Wann ist Pensionspferdehaltung wirtschaftlich? Schweizer Betriebe unter der Lupe
Christelle Althaus
Schweizer Nationalgestüt
Agroscope
Die Pensionspferdehaltung ist im Aufwind. Eine effiziente Arbeitsorganisation, geeignete Haltungssysteme und Biodiversitätsmassnahmen tragen dazu bei, dass dieser Betriebszweig ökonomisch stark und ökologisch wertvoll zugleich sein kann.
Eine Pferdepension zu betreiben, gilt in der Schweizer Landwirtschaft längst nicht mehr als ein Nischenangebot. Dieser Betriebszweig bietet bereits vielen Landwirtinnen und Landwirten ein wichtiges Zusatzeinkommen. Mittlerweile hält rund jeder fünfte Landwirtschaftsbetrieb Pferde – ein deutlicher Hinweis auf die zunehmende Relevanz dieses Sektors. Mit einer Stichprobe von 18 Betrieben analysierte Agroscope den Betriebszweig im Rahmen einer detaillierten Vollkostenanalyse.
Rundum-Pakete werden angeboten
Ökonomisch unterscheidet sich die Pensionspferdehaltung grundlegend von klassischen Produktionsbereichen wie Milch- oder Fleischproduktion. Statt Nahrungsmittel zu produzieren und von Preisen abhängig zu sein, bieten Pensionspferdebetriebe umfassende Dienstleistungen an – von Fütterung und Misten bis hin zu Infrastrukturangeboten wie Reitplätzen, oder gar Reitunterricht. Modelle der Vollpension gewinnen besonders an Bedeutung, da sie für Pferdeeigentümer attraktive Rundum-Pakete darstellen.
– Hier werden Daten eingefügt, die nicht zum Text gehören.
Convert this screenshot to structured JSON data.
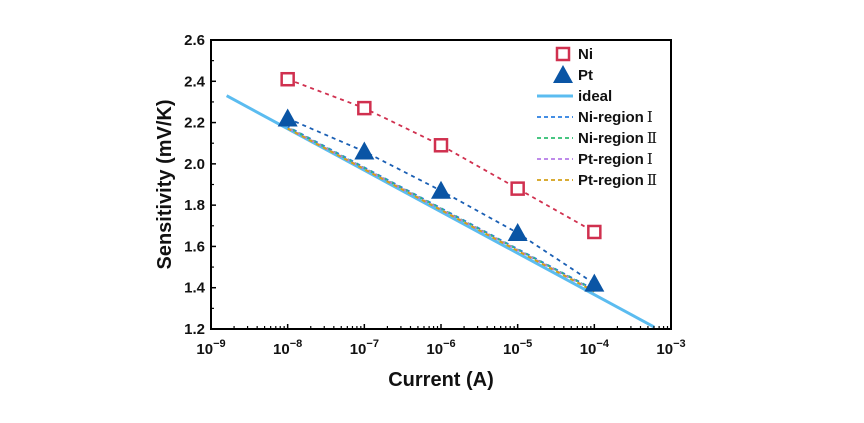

Synergien nutzen ist entscheidend für den Erfolg
Die Wirtschaftlichkeit hängt von einer Vielzahl betrieblicher Faktoren ab. Besonders relevant sind die eingesetzte Arbeitszeit, die Organisation des Betriebs, die Kostendeckung durch die Pensionspreise sowie die Fähigkeit, Synergien zwischen Pferdehaltung und Biodiversitätsförderung zu nutzen. Pferdebetriebe können ökologisch wertvolle Lebensräume zur Verfügung stellen – und spezifische Direktzahlungen, wie die Biodiversitätsbeiträge, nachhaltig zum Einkommen beitragen. Die Spannbreite ist dabei gross: Während im Durchschnitt rund 3 % Zusatzerlös generiert werden, erzielen einzelne Betriebe bis zu 10 % ihres Erlöses über Biodiversitätsmassnahmen.
Gruppenhaltung als Erfolgsmodell
Die Studie zeigt zudem Effizienzvorteile von Gruppenhaltungssystemen im Vergleich zu Betrieben mit Einzelhaltung. Diese ermöglichen pro Pferd geringere Arbeitszeiten und niedrigere monatliche Pensionskosten. Zwar sind die Unterschiede statistisch nicht signifikant, doch die Tendenz ist klar: Betriebe mit guter Arbeitsorganisation und grösseren Beständen erzielen signifikant bessere wirtschaftliche Ergebnisse. In fast zwei Dritteln der Betriebe, unabhängig von der Haltungsform, konnten die Pensionskosten vollständig gedeckt werden. Die wirtschaftlich erfolgreichen Betriebe haben eines gemeinsam: Sie verbinden effiziente Arbeitsabläufe und moderate Infrastrukturkosten mit marktgerechten Preisen. Deshalb ist die Pensionspferdehaltung ein ernstzunehmender Betriebszweig mit attraktiven Perspektiven – sowohl ökonomisch als auch ökologisch.
Fazit
- Effiziente Arbeitsorganisation ist der wichtigste Erfolgsfaktor – sie beeinflusst Kosten, Wirtschaftlichkeit und Preisgestaltung am stärksten.
- Gruppenhaltungen zeigen tendenziell Vorteile bei Arbeitszeit und Kosten pro Pferd im Vergleich zu Betrieben mit Einzelhaltung.
- Im Durchschnitt generierten die untersuchten Betriebe 3 % ihres Erlöses durch Biodiversitäts-Direktzahlungen, bei einzelnen Betrieben sind es bis zu 10 %.
Literaturhinweis
Die Wirtschaftlichkeit der landwirtschaftlichen Pensionspferdehaltung.